La fortuna del cártel se midió en miles de millones invertidos en propiedades, negocios legales y estructuras financieras que le daban apariencia de legitimidad a un dinero absolutamente ilegal. Benjamín era el arquitecto de todo eso, el hombre detrás del hombre. La rivalidad con el cártel de Sinaloa marcó al clan arellano Félix de una manera que ninguno de sus integrantes habría podido anticipar.

La guerra con Joaquín, el Chapo Guzmán, fue brutal, prolongada y llena de episodios que trascendieron el mundo criminal para instalarse en la memoria colectiva de México. El más grave ocurrió el 24 de mayo de 1993 en el aeropuerto internacional de Guadalajara, cuando sicarios del cártel ejecutaron al cardenal Juan Jesús Posadaocampo en medio de un enfrentamiento armado.

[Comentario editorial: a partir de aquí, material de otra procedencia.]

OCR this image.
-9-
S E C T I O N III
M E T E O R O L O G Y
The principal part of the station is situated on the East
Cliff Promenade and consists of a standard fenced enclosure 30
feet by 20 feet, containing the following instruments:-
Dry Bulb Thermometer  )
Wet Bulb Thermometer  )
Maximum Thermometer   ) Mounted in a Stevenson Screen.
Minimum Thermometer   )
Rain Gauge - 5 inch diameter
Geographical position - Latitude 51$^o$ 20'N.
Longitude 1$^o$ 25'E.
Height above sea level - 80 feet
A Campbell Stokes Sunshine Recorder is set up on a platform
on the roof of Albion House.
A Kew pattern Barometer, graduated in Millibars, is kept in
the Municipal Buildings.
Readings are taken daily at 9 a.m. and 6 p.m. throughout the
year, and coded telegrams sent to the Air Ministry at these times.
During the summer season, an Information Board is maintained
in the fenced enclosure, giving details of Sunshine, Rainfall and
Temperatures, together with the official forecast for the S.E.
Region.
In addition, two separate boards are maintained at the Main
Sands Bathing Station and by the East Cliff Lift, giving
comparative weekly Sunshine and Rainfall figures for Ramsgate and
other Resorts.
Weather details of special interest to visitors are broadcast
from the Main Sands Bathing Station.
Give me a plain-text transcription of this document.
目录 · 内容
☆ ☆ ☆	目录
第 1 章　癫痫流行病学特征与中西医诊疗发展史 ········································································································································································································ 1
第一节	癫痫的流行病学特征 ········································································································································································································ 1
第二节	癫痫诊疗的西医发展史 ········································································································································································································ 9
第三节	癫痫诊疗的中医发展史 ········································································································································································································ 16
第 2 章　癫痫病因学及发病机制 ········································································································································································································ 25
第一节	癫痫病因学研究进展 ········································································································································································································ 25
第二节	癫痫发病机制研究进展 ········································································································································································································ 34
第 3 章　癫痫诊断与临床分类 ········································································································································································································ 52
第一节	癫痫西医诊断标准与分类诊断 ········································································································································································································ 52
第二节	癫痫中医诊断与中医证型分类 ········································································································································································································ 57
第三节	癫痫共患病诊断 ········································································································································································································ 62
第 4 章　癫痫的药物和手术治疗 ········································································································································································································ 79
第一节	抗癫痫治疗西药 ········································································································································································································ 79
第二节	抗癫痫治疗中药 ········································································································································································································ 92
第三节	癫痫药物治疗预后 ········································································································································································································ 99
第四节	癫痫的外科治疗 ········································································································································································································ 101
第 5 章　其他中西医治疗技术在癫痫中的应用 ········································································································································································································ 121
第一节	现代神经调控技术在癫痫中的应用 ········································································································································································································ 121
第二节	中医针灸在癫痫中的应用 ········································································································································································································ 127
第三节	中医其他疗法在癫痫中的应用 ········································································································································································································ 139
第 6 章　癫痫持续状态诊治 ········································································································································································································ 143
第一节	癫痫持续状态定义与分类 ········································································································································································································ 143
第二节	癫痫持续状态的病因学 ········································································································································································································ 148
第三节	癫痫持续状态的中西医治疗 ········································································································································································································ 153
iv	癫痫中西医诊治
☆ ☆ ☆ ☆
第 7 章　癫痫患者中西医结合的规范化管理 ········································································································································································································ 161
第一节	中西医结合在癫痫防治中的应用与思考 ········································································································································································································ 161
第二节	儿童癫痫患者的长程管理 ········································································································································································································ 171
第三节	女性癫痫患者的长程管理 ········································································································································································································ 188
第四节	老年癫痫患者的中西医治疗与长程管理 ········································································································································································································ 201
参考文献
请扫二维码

La versión oficial sostuvo durante años que fue un caso de identidad equivocada que los pistoleros confundieron al prelado con el Chapo. Nunca hubo condena firme ni verdad judicial definitiva sobre ese hecho. Y el asesinato de un alto dignatario de la Iglesia Católica en un aeropuerto mexicano encendió la presión internacional sobre el gobierno de México para desmantelar a los grandes cárteles.

Para Benjamín, ese episodio marcó el inicio del fin de la impunidad que su organización había disfrutado durante años. Ese día todo cambió, aunque nadie lo entendió en ese momento, porque lo que ocurrió ese día no se quedó ahí. Fue el inicio de algo que con el tiempo terminaría alcanzándolo. La caída de Benjamín comenzó el día que su hermano Ramón murió.

El 10 de febrero de 2002, Ramón Arellano Félix fue abatido en Mazatlán durante una operación que terminó en balacera con agentes de la policía ministerial. La noticia sacudió al cártel desde adentro, sin su brazo armado, más temido, sin la figura que mantenía el terror como mecanismo de control. La organización quedó expuesta en un momento crítico.

26 días después del asesinato de Ramón, el ejército mexicano arrestó a Benjamín en el estado de Puebla, donde llevaba meses escondido bajo una identidad falsa, construyendo una vida paralela lejos de Tijuana. No hubo balacera, no hubo resistencia espectacular. El hombre que había dirigido un cártel durante más de una década fue detenido de manera casi discreta en un operativo que demostró que las autoridades lo habían localizado mucho antes de actuar.

La imagen del capo bajo custodia recorrió todo el país y marcó el inicio del fin. Pero lo que sucedió años después, ya lejos del poder y dentro de una prisión, cambiaría la forma en que él mismo intentó contar su historia. Tras su captura en México, Benjamín Arellano Félix fue procesado en ese país y sentenciado a 22 años de prisión por narcotráfico y crimen organizado.

Cumplió parte de esa condena en penales mexicanos de alta seguridad, pero el sistema judicial estadounidense tenía sus propios cargos acumulados. La DEA lo había rastreado durante años construyendo un expediente que documentaba su participación en el tráfico de cocaína hacia California, el lavado de millones de dólares y su complicidad en asesinatos en ambos lados de la frontera.